Pour finir de me verrouiller la cheville, ma douleur récurrente au tendon d'Achille droit est maintenant assez importante. Je maintiens bien dans les montées mais la descente est vraiment pénible.


Je ne partagerai plus aucune portion de chemin avec un coureur car dorénavant quand je double ou que je me fais doubler, la différence de rythme est telle, dans un sens ou dans l'autre, que nous ne restons pas ensemble !...fini les rencontres!


Un nouveau problème se présente alors...le ravito' d'Argentières était annoncé au kilomètre 93 et je ne le vois pas arriver !....Des panneaux indicateurs m'indiquent Argentières sur la droite, mais la rubalise nous envoie à gauche...je vois les kilomètres défiler, défiler, défiler sur mon GPS et toujours pas de ravito',...


Kilomètre 92, nous amorçons une longue et très raide côte...je me dis que le ravito' est juste là... tout proche...mais la montée n'en finit pas...

Je me maintiens malgré tout assez bien, gagne quelques places et revoilà une descente dans laquelle ma technique défaille tout autant que dans la précédente! Je perds à nouveau énormément de temps et quelques places dans cette longue descente.


J'en suis désormais à 96 km et je finis par me demander si je ne suis pas déjà sur la route de Chamonix, ...un ravitaillement aurait-il été supprimé?...ce serait étonnant tout de même !...


Heureusement nous traversons tout de même des paysages agréables...une belle forêt que l'on distingue enfin puisque le jour se lève..un petit pont sur un torrent,...


Je suis seul avec mes doutes et voilà enfin que nous arrivons à une route avec des spectateurs qui agitent des énormes cloches de vache.

Je vais pouvoir leur demander où nous en sommes, s'il y a un ravito' bientôt ou si je me dirige vers l'arrivée...mais à mon passage impossible de leur parler !...Ils agitent leurs énormes cloches comme des fous furieux et le vacarme est assourdissant !...je fais un petit geste pour signifier que j'aimerais leur parler mais ils redoublent d'effort à un mètre de moi et m'explosent les tympans...je n'insiste pas et poursuis mon chemin.

J'avais programmé un ravito' bien plus proche et j'ai l'impression qu'il n'arrive jamais !...je sens que mes cuisses manquent d'eau et je n'ai plus rien...enfin la pente se fait moins rude et sur route ...je repars bien et double trois concurrents ...et voilà enfin le dernier ravitaillement à Argentières !...99 km sur mon GPS, au lieu des 93 annoncés...c'est peut-être un détail pour vous, mais sur le moment, pour moi, ça veut dire beaucoup!

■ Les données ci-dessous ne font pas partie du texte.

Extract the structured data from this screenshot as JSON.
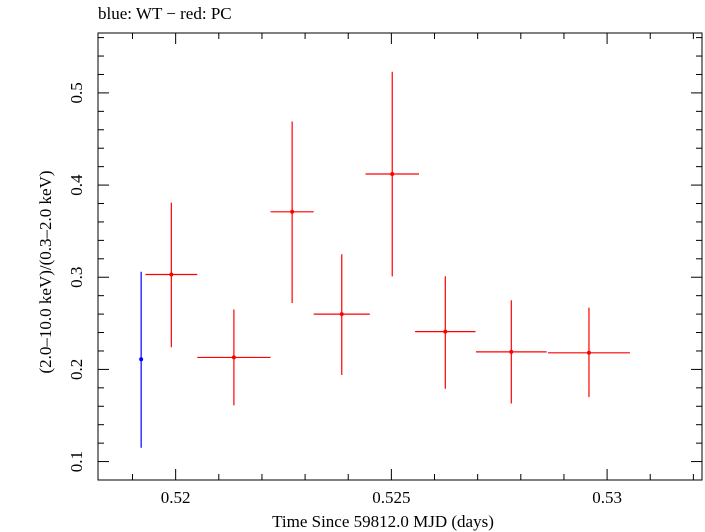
{
  "chart_data": {
    "type": "scatter",
    "title": "blue: WT − red: PC",
    "xlabel": "Time Since 59812.0 MJD (days)",
    "ylabel": "(2.0–10.0 keV)/(0.3–2.0 keV)",
    "xlim": [
      0.5182,
      0.5322
    ],
    "ylim": [
      0.08,
      0.565
    ],
    "xticks": [
      {
        "value": 0.52,
        "label": "0.52"
      },
      {
        "value": 0.525,
        "label": "0.525"
      },
      {
        "value": 0.53,
        "label": "0.53"
      }
    ],
    "yticks": [
      {
        "value": 0.1,
        "label": "0.1"
      },
      {
        "value": 0.2,
        "label": "0.2"
      },
      {
        "value": 0.3,
        "label": "0.3"
      },
      {
        "value": 0.4,
        "label": "0.4"
      },
      {
        "value": 0.5,
        "label": "0.5"
      }
    ],
    "grid": false,
    "series": [
      {
        "name": "WT",
        "color": "#0000ff",
        "points": [
          {
            "x": 0.5192,
            "y": 0.211,
            "xerr": 3e-05,
            "yerr_low": 0.096,
            "yerr_high": 0.095
          }
        ]
      },
      {
        "name": "PC",
        "color": "#ff0000",
        "points": [
          {
            "x": 0.5199,
            "y": 0.303,
            "xerr": 0.0006,
            "yerr_low": 0.079,
            "yerr_high": 0.078
          },
          {
            "x": 0.52135,
            "y": 0.213,
            "xerr": 0.00085,
            "yerr_low": 0.052,
            "yerr_high": 0.052
          },
          {
            "x": 0.5227,
            "y": 0.371,
            "xerr": 0.0005,
            "yerr_low": 0.099,
            "yerr_high": 0.098
          },
          {
            "x": 0.52385,
            "y": 0.26,
            "xerr": 0.00065,
            "yerr_low": 0.066,
            "yerr_high": 0.065
          },
          {
            "x": 0.52502,
            "y": 0.412,
            "xerr": 0.00062,
            "yerr_low": 0.111,
            "yerr_high": 0.111
          },
          {
            "x": 0.52625,
            "y": 0.241,
            "xerr": 0.0007,
            "yerr_low": 0.062,
            "yerr_high": 0.06
          },
          {
            "x": 0.52778,
            "y": 0.219,
            "xerr": 0.00082,
            "yerr_low": 0.056,
            "yerr_high": 0.056
          },
          {
            "x": 0.52958,
            "y": 0.218,
            "xerr": 0.00095,
            "yerr_low": 0.048,
            "yerr_high": 0.049
          }
        ]
      }
    ]
  }
}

Le temps de remplir les bidons de ranger frontale et gants et je ne m'éternise pas. Je m'élance dans la dernière section direction Chamonix.

Cette partie est assez facile, sur un terrain souple et peu accidenté. Mais je me fais un peu endormir par le trafic. Nous sommes désormais sur une section commune avec les arrivants de la CCC (course de 98km) qui sont partis depuis maintenant près de 24h. Ils sont très nombreux et finissent en marchant.


Je me contente un peu bêtement de doubler en trottinant doucement. Je suis sans doute un peu trop pépère et me fais doubler par quelques coureurs de l'UTMB. J'en double aussi mais beaucoup moins...peu importe,... je savoure la fin de cette aventure,...


Il y a sans doute quelques regrets à avoir sur cette fin de course, car j'étais encore assez frais, assez à l'aise en dehors des descentes techniques,.... il fait pourtant désormais jour,...mais je ne donne pas vraiment tout...


Il faut dire aussi que je suis encore dans le doute !...car avec 99 km au compteur à Argentières, je ne sais plus vraiment combien il en reste....Finalement à l'arrivée, mon GPS m'indiquera 109,7 km au lieu des 103 annoncés.


Voilà enfin que je distingue au loin le téléphérique de Chamonix sur les flancs de la montagne à droite... Nous sommes tout proches...j'entre dans la ville, passe entre les ganivelles,...


J'aperçois Manuella et Lubin sur le bord de la route...Réjouissante vision...Je ne les avais plus vus depuis le départ et je ne savais pas s'ils pourraient être là à l'arrivée ! Je tends la main pour taper dans celle de Lubin et poursuis,...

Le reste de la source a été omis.